By:  | 

End the Tenure of the Unworthy

Some students may call me unlucky. Despite the fact that some professors in the university seem to like me, none has ever given me an easy A or allowed me to get away with only doing half the work. The same can’t be said for some other classes I have been in – where the professors’ favorite students have been able to get away with, well, practically anything.

There are murmurs amongst students about certain professors who truly do not care. These professors will barely teach you, but your reward – providing you are a good enough suck-up – will be a nice A. I always thought these to be legends; no professor within our university could truly be that unprofessional.

Then I took a class with one.

From day one the favorites were already established. They had taken this professor numerous times and they knew the drill. One of the students came to less than half of the classes in total, and another student didn’t write a single paper out of the four required for the class; throughout the entire semester, students would do as they pleased – while the professor wittered on about anything other than the course topic.

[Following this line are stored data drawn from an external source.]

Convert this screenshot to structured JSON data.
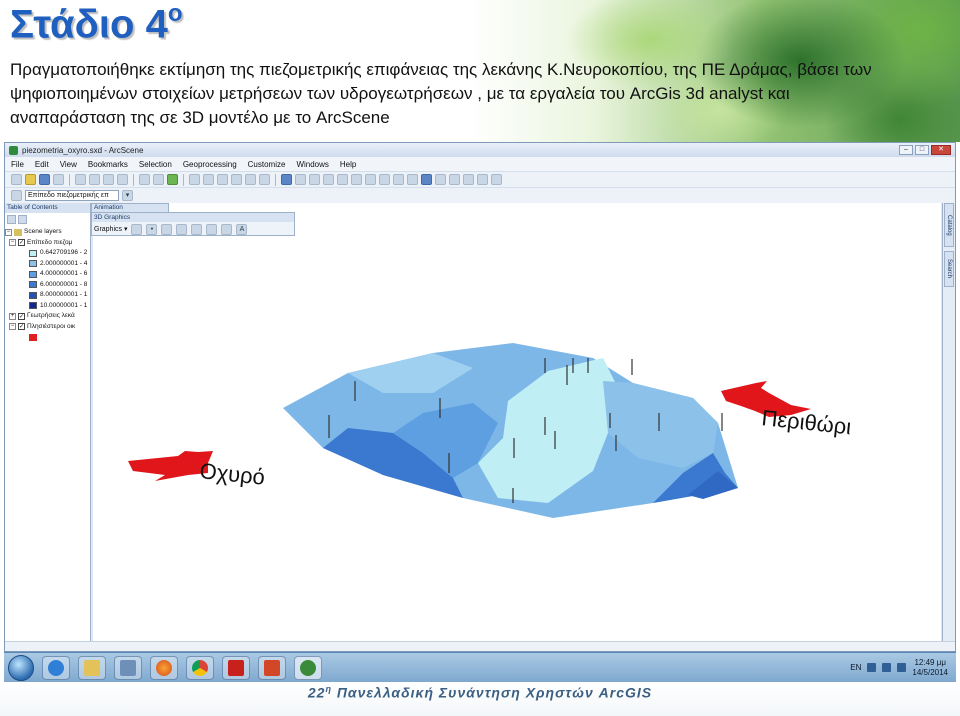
{
  "slide": {
    "title_main": "Στάδιο 4",
    "title_sup": "ο",
    "body_text": "Πραγματοποιήθηκε εκτίμηση της πιεζομετρικής επιφάνειας της λεκάνης Κ.Νευροκοπίου, της ΠΕ Δράμας, βάσει των ψηφιοποιημένων στοιχείων μετρήσεων των υδρογεωτρήσεων , με τα εργαλεία του ArcGis 3d analyst και αναπαράσταση της σε 3D μοντέλο με το ArcScene"
  },
  "window": {
    "title": "piezometria_oxyro.sxd - ArcScene",
    "controls": [
      "–",
      "□",
      "✕"
    ]
  },
  "menu": [
    "File",
    "Edit",
    "View",
    "Bookmarks",
    "Selection",
    "Geoprocessing",
    "Customize",
    "Windows",
    "Help"
  ],
  "layer_dropdown": "Επίπεδο πιεζομετρικής επ",
  "toc": {
    "header": "Table of Contents",
    "scene_layers": "Scene layers",
    "layer1": "Επίπεδο πιεζομ",
    "legend": [
      {
        "label": "0.642709196 - 2",
        "color": "#bfeff4"
      },
      {
        "label": "2.000000001 - 4",
        "color": "#8cc2ea"
      },
      {
        "label": "4.000000001 - 6",
        "color": "#5d9fe0"
      },
      {
        "label": "6.000000001 - 8",
        "color": "#3b78cf"
      },
      {
        "label": "8.000000001 - 1",
        "color": "#2452b3"
      },
      {
        "label": "10.00000001 - 1",
        "color": "#0f2a8c"
      }
    ],
    "layer2": "Γεωτρήσεις λεκά",
    "layer3": "Πλησιέστεροι οικ",
    "layer3_color": "#e02020"
  },
  "floating": {
    "animation": "Animation",
    "graphics_3d": "3D Graphics",
    "graphics_menu": "Graphics ▾"
  },
  "dock_tabs": [
    "Catalog",
    "Search"
  ],
  "scene_labels": {
    "left": "Οχυρό",
    "right": "Περιθώρι"
  },
  "colors": {
    "arrow_red": "#e0161b",
    "surface_light": "#bfeff4",
    "surface_mid": "#8cc2ea",
    "surface_dark": "#3b78cf"
  },
  "taskbar": {
    "language": "EN",
    "time": "12:49 μμ",
    "date": "14/5/2014"
  },
  "footer": {
    "number": "22",
    "sup": "η",
    "text": "Πανελλαδική Συνάντηση Χρηστών ArcGIS"
  }
}
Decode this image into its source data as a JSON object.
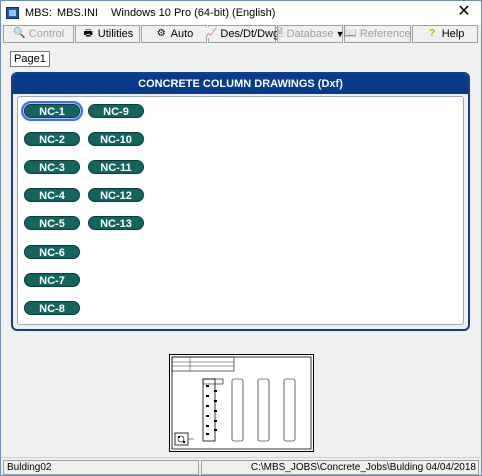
{
  "titlebar": {
    "app": "MBS:",
    "ini": "MBS.INI",
    "os": "Windows 10 Pro (64-bit) (English)",
    "close": "✕"
  },
  "toolbar": {
    "control": "Control",
    "utilities": "Utilities",
    "auto": "Auto",
    "desdtdwg": "Des/Dt/Dwg",
    "database": "Database",
    "reference": "Reference",
    "help": "Help"
  },
  "tabs": {
    "page1": "Page1"
  },
  "panel": {
    "title": "CONCRETE COLUMN DRAWINGS (Dxf)",
    "buttons": [
      "NC-1",
      "NC-2",
      "NC-3",
      "NC-4",
      "NC-5",
      "NC-6",
      "NC-7",
      "NC-8",
      "NC-9",
      "NC-10",
      "NC-11",
      "NC-12",
      "NC-13"
    ],
    "selected": "NC-1"
  },
  "status": {
    "job": "Bulding02",
    "path": "C:\\MBS_JOBS\\Concrete_Jobs\\Bulding 04/04/2018"
  },
  "colors": {
    "header": "#063b8c",
    "button": "#12655f"
  }
}
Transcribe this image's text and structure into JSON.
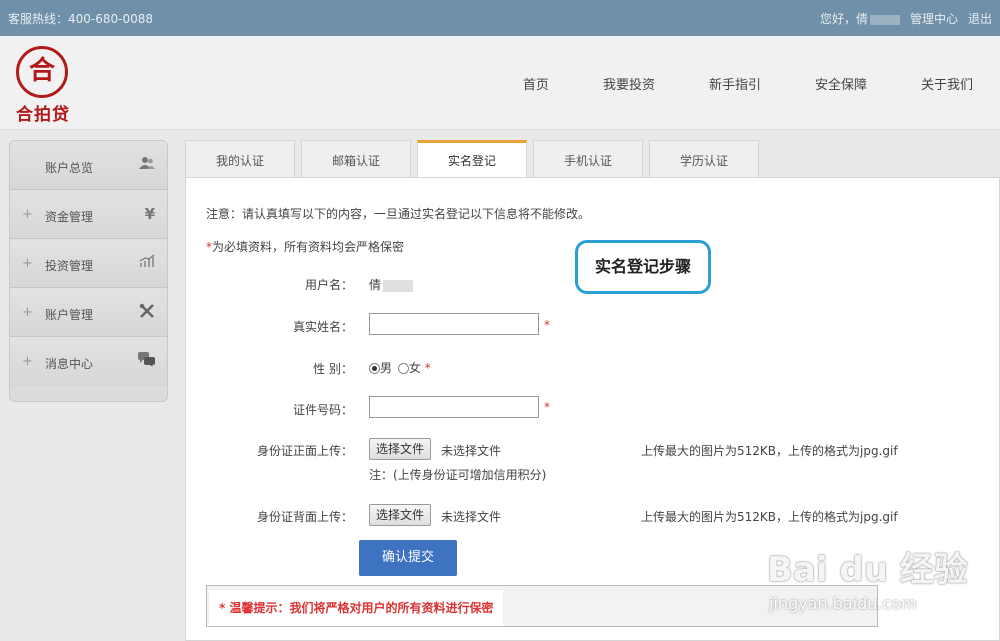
{
  "topbar": {
    "hotline": "客服热线：400-680-0088",
    "greeting": "您好，倩",
    "admin_center": "管理中心",
    "logout": "退出"
  },
  "logo": {
    "seal_char": "合",
    "brand_name": "合拍贷"
  },
  "nav": {
    "items": [
      {
        "label": "首页"
      },
      {
        "label": "我要投资"
      },
      {
        "label": "新手指引"
      },
      {
        "label": "安全保障"
      },
      {
        "label": "关于我们"
      }
    ]
  },
  "sidebar": {
    "items": [
      {
        "label": "账户总览",
        "plus": "",
        "icon": "users-icon"
      },
      {
        "label": "资金管理",
        "plus": "+",
        "icon": "yen-icon"
      },
      {
        "label": "投资管理",
        "plus": "+",
        "icon": "chart-icon"
      },
      {
        "label": "账户管理",
        "plus": "+",
        "icon": "tools-icon"
      },
      {
        "label": "消息中心",
        "plus": "+",
        "icon": "chat-icon"
      }
    ]
  },
  "tabs": [
    {
      "label": "我的认证",
      "active": false
    },
    {
      "label": "邮箱认证",
      "active": false
    },
    {
      "label": "实名登记",
      "active": true
    },
    {
      "label": "手机认证",
      "active": false
    },
    {
      "label": "学历认证",
      "active": false
    }
  ],
  "form": {
    "notice": "注意：请认真填写以下的内容，一旦通过实名登记以下信息将不能修改。",
    "required_star": "*",
    "required_note": "为必填资料，所有资料均会严格保密",
    "username_label": "用户名：",
    "username_value": "倩",
    "realname_label": "真实姓名：",
    "realname_value": "",
    "gender_label": "性 别：",
    "gender_male": "男",
    "gender_female": "女",
    "id_label": "证件号码：",
    "id_value": "",
    "front_label": "身份证正面上传：",
    "back_label": "身份证背面上传：",
    "choose_file": "选择文件",
    "no_file": "未选择文件",
    "upload_hint": "上传最大的图片为512KB，上传的格式为jpg.gif",
    "credit_note": "注：(上传身份证可增加信用积分)",
    "submit": "确认提交",
    "tip": "* 温馨提示：我们将严格对用户的所有资料进行保密"
  },
  "annotation": {
    "bubble_text": "实名登记步骤"
  },
  "watermark": {
    "logo_text": "Bai du 经验",
    "url": "jingyan.baidu.com"
  },
  "colors": {
    "topbar": "#6f90a8",
    "active_tab_accent": "#e8a33d",
    "submit_button": "#3d73c0",
    "required_red": "#dd3333",
    "bubble_border": "#2a9fd6",
    "brand_red": "#b3191a"
  }
}
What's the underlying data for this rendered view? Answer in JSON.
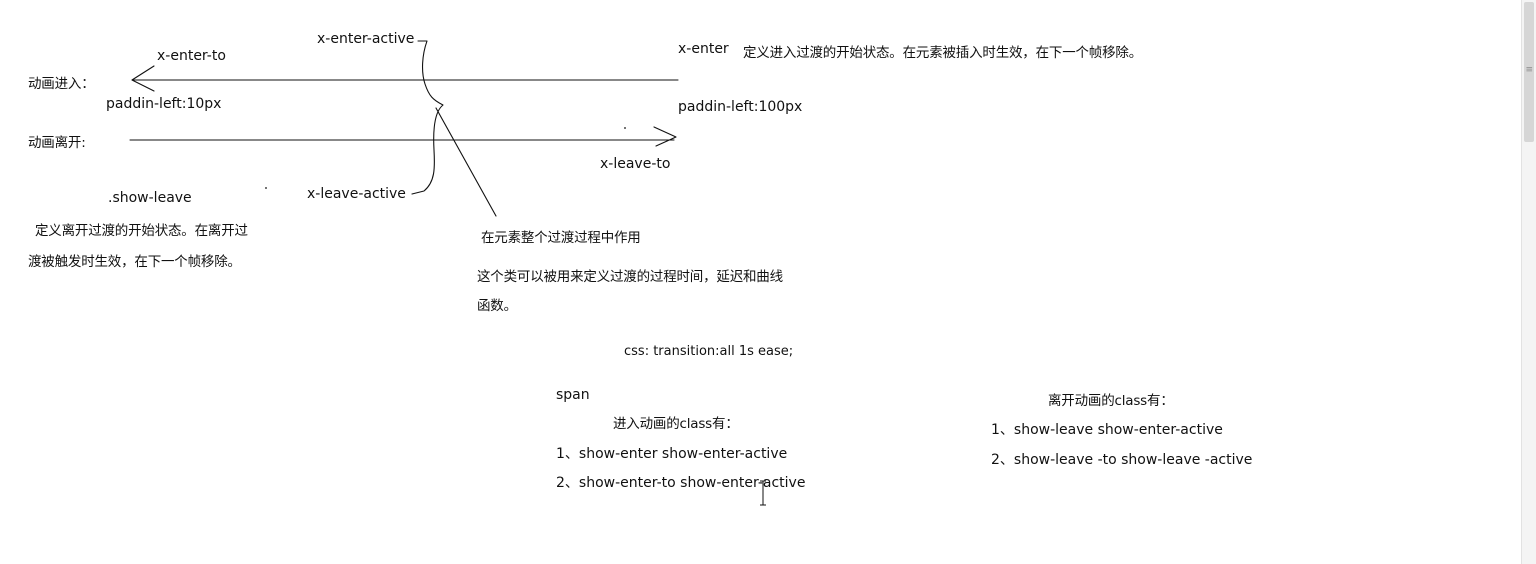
{
  "labels": {
    "x_enter_to": "x-enter-to",
    "x_enter_active": "x-enter-active",
    "x_enter": "x-enter",
    "x_enter_desc": "定义进入过渡的开始状态。在元素被插入时生效，在下一个帧移除。",
    "enter_row": "动画进入：",
    "padding_left_10": "paddin-left:10px",
    "padding_left_100": "paddin-left:100px",
    "leave_row": "动画离开:",
    "x_leave_to": "x-leave-to",
    "show_leave": ".show-leave",
    "x_leave_active": "x-leave-active",
    "leave_desc_line1": "定义离开过渡的开始状态。在离开过",
    "leave_desc_line2": "渡被触发时生效，在下一个帧移除。",
    "active_desc": "在元素整个过渡过程中作用",
    "class_usage_line1": "这个类可以被用来定义过渡的过程时间，延迟和曲线",
    "class_usage_line2": "函数。",
    "css_transition": "css: transition:all 1s ease;",
    "span_text": "span",
    "enter_classes_title": "进入动画的class有：",
    "enter_class_1": "1、show-enter show-enter-active",
    "enter_class_2": "2、show-enter-to show-enter-active",
    "leave_classes_title": "离开动画的class有：",
    "leave_class_1": "1、show-leave show-enter-active",
    "leave_class_2": "2、show-leave -to show-leave -active"
  },
  "colors": {
    "ink": "#111111",
    "background": "#ffffff"
  },
  "icons": {
    "scrollbar_grip": "≡"
  }
}
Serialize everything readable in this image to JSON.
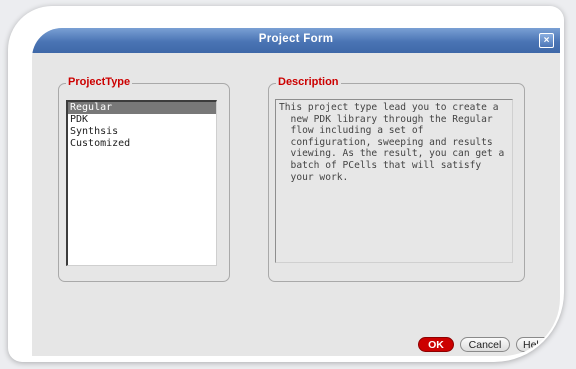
{
  "window": {
    "title": "Project Form",
    "close_glyph": "×"
  },
  "project_type": {
    "legend": "ProjectType",
    "items": [
      "Regular",
      "PDK",
      "Synthsis",
      "Customized"
    ],
    "selected": "Regular"
  },
  "description": {
    "legend": "Description",
    "text": "This project type lead you to create a\n  new PDK library through the Regular\n  flow including a set of\n  configuration, sweeping and results\n  viewing. As the result, you can get a\n  batch of PCells that will satisfy\n  your work."
  },
  "buttons": {
    "ok": "OK",
    "cancel": "Cancel",
    "help": "Help"
  },
  "colors": {
    "accent": "#cc0000",
    "titlebar": "#4a74b4",
    "selection": "#787878"
  },
  "icons": {
    "close": "close-icon"
  }
}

The final grades of the class were interesting: the favorites - regardless of their attendance or work, received A’s. The rest of the class – myself included – were entered into what must have been a lottery; I can think of no other way to explain how I received my grade.

I’m not crying about the fact that I didn’t get an A when I worked so hard for it; I had caught on pretty quickly that nothing was being taught and therefore, there was nothing really to do. But I went to class, and I did the papers. I just forgot to suck-up to the professor, to make the professor feel like he was the center of my universe, the fountain of wisdom from which all other wisdom derives.

So I didn’t get an A like the guy who didn’t show up, or the guy who didn’t do the work. This bothered me; not because I needed an A – my GPA was beyond the help of just one good grade – but because the professor had no academic integrity, no ethics to speak of.

There is currently no way for me, or any other student, to protest the unprofessionalism of a teacher. Tenure, created as a way to protect professors from their institutions, is able to shelter them from the duty they have to teach honourably and ethically.

I believe that professors should have to worry, really worry, if they lack the academic integrity they are supposed to encourage in front of their students. Currently, a professor can issue the grades they wish, for the reasons they desire. It seems almost impossible to hold a professor accountable for an ethical failure, even if students suffer as a consequence. If a system were in place that would not allow unprincipled professors to continue, our university would benefit.

Yeshiva University is currently reimagining itself; it has changed its curriculum and consolidated its departments. All of which, I like to think, are for the good of the institution. There is another step that still needs to be done. As the university continues to try and bring in the best students and professors, it needs to purge the unethical professors, those who give it a poor reputation and a bad name.

If a student who is found to be unethical just once faces such consequences, how much more so the professors of the institutions, those who are supposed to uphold the academic integrity of a university?